Remember [earnestly] also your Creator [that you are not your own, but His property now] in the days of your youth, before the evil days come or the years draw near when you will say [of physical pleasures], I have no enjoyment in them—2 Before the sun and the light and the moon and the stars are darkened [sight is impaired], and the clouds [of depression] return after the rain [of tears]; Ecclesiastes 12:1-2.
The most quoted chapter, Ecclesiastes 3, points to the concept that there is a season and time for every matter and purpose. In the 1984 film Footloose, Kevin Bacon plays a high school senior, Ren who fights city hall to restore dancing so that a class prom can be held. Ren’s girlfriend Ariel played by Lori Singer, gives him a series of Bible verses as the pastor’s daughter. The force that drives Bacon’s character is the belief that “this is our time.”

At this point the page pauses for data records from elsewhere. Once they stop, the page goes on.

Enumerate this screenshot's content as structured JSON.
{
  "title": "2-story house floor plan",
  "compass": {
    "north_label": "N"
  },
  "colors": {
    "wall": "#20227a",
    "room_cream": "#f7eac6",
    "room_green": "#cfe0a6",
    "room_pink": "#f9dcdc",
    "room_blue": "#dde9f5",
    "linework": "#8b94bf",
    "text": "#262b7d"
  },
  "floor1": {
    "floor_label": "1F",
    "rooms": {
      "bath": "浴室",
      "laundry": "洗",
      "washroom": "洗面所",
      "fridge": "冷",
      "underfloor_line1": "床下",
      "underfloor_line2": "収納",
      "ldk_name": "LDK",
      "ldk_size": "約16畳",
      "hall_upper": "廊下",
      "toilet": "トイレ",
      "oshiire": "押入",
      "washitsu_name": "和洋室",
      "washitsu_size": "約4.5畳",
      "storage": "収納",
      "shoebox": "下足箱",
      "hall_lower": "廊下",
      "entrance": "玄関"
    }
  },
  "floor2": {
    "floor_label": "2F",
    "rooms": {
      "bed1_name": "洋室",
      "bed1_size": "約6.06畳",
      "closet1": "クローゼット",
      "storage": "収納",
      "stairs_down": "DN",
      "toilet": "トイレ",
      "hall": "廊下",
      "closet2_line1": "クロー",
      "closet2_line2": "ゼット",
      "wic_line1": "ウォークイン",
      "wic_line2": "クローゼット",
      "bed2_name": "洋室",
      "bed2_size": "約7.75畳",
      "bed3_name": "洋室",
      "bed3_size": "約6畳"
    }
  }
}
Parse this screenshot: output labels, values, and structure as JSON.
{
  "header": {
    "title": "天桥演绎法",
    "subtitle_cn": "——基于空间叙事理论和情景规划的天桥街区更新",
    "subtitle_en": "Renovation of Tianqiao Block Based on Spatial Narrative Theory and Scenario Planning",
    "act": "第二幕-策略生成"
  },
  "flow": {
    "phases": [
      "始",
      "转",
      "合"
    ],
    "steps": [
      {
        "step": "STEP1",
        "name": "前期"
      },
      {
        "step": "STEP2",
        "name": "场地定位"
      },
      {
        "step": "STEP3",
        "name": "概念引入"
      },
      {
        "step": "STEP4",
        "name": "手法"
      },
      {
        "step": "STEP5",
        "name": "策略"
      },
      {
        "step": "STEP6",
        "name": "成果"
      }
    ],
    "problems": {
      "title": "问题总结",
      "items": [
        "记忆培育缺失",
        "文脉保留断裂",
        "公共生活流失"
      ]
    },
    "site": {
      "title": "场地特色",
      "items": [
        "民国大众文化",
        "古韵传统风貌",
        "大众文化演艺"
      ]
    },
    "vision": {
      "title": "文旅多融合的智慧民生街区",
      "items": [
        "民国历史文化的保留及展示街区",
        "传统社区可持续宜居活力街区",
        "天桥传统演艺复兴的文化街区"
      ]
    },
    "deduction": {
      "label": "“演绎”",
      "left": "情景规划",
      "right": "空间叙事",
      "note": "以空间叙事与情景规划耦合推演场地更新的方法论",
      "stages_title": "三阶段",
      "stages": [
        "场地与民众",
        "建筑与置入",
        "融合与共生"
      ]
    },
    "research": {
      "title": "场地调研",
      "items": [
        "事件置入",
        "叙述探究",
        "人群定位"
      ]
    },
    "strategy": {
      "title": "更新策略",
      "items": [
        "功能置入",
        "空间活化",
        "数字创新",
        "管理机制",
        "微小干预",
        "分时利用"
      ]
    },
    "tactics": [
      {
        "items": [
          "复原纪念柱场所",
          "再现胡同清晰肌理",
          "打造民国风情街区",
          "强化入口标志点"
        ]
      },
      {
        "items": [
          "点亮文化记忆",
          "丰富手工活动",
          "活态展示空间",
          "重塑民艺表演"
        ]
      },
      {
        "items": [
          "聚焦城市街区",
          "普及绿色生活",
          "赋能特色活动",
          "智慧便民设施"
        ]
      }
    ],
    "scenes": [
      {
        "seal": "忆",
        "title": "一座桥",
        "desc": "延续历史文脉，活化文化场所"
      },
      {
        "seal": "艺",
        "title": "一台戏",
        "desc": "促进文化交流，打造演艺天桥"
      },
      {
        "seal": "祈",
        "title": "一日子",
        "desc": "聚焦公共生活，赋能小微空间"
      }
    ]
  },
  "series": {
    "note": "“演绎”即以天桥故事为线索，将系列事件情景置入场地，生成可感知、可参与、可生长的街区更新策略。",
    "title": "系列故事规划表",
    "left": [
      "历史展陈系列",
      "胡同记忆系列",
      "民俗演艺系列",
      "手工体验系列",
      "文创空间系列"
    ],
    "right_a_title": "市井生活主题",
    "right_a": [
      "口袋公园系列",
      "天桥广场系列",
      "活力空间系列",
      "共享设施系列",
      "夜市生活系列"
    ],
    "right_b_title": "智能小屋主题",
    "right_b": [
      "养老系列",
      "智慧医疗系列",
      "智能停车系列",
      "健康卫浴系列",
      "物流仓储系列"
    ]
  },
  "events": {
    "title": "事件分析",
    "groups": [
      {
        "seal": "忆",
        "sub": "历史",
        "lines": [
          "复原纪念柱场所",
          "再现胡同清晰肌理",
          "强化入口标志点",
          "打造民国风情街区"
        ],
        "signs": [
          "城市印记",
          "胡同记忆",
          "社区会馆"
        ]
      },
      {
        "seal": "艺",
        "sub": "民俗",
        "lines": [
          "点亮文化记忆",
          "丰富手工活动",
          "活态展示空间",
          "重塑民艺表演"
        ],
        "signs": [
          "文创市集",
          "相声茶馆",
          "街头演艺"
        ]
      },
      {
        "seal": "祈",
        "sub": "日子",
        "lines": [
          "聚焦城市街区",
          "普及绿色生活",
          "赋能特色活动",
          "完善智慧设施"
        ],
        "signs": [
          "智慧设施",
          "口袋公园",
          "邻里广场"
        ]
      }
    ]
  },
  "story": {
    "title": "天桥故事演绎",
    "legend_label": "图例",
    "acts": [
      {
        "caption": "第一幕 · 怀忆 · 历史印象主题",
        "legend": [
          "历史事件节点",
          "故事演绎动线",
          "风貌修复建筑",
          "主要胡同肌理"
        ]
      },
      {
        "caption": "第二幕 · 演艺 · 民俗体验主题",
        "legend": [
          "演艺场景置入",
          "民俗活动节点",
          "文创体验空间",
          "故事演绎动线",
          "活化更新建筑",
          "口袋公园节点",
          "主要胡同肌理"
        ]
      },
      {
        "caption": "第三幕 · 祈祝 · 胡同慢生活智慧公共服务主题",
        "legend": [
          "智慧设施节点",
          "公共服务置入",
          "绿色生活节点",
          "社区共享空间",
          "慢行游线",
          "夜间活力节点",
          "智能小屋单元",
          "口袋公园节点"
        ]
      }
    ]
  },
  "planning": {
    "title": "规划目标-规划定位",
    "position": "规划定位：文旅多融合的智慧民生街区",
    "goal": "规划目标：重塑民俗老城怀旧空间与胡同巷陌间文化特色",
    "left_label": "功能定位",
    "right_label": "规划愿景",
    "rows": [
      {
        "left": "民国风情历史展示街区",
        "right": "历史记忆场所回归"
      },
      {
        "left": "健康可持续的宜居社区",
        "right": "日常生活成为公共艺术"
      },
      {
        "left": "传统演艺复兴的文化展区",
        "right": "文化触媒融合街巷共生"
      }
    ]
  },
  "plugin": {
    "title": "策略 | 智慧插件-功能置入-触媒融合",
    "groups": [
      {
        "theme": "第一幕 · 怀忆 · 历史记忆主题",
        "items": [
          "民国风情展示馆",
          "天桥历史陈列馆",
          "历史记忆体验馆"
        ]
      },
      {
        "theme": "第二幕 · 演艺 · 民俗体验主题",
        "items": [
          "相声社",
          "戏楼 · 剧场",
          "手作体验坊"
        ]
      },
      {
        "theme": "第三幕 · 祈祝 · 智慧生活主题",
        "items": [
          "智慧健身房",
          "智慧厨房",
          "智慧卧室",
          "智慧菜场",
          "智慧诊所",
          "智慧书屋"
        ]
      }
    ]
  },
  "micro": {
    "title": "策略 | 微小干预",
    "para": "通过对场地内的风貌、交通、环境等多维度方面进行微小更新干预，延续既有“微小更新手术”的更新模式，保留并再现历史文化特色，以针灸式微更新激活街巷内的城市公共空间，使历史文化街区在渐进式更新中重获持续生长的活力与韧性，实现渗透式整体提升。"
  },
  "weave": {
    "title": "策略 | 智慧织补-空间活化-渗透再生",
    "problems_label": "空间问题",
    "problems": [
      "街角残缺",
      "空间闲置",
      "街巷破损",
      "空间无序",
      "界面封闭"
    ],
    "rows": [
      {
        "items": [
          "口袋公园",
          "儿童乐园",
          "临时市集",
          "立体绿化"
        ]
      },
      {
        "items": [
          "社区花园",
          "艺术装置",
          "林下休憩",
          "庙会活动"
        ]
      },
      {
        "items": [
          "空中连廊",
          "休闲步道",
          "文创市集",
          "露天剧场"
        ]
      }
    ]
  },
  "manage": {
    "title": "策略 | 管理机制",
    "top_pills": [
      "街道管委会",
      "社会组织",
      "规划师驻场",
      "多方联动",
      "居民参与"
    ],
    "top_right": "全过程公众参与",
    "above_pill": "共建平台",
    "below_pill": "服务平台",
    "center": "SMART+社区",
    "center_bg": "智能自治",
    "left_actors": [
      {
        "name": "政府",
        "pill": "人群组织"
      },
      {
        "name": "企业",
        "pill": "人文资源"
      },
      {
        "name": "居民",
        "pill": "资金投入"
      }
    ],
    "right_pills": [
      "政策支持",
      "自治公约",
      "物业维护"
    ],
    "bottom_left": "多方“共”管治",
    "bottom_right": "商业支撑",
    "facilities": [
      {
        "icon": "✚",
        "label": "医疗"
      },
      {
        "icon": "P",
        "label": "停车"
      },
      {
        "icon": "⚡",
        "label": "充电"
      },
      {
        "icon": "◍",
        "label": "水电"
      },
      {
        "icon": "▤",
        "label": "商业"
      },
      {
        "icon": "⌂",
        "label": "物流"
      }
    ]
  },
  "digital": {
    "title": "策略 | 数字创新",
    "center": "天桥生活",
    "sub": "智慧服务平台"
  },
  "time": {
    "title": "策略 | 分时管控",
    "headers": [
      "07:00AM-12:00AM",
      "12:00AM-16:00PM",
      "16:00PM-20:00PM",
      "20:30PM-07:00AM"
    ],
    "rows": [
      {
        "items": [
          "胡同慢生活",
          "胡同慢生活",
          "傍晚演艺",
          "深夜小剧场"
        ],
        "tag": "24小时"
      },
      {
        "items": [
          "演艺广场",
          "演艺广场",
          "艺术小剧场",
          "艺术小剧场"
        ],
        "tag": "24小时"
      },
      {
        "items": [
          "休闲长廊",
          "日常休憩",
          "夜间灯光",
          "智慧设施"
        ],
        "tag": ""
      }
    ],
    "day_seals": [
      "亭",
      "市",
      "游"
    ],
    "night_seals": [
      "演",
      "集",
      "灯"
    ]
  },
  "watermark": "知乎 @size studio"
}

In the day when the keepers of the house [the hands and the arms] tremble, and the strong men [the feet and the knees] bow themselves, and the grinders [the molar teeth] cease because they are few, and those who look out of the windows [the eyes] are darkened; 4 When the doors [the lips] are shut in the streets and the sound of the grinding [of the teeth] is low, and one rises up at the voice of a bird and the crowing of a cock, and all the daughters of music [the voice and the ear] are brought low; Ecclesiastes 12:3-4.
In the passage above, King Solomon uses a series of symbols to illustrate how time flies by on earth. The days of your youth end in a flash, like a twinkling of your eyes. Perhaps this explains the origin of carpe diem, found in book 1 of the Roman poet Horace’s work Odes. While this Latin phrase literally means “pluck the day,” Horace’s goal was to seize the moment before time slips away. Since time matters, make sure you seize each day the Lord gives you on earth, making the most of the opportunity to live.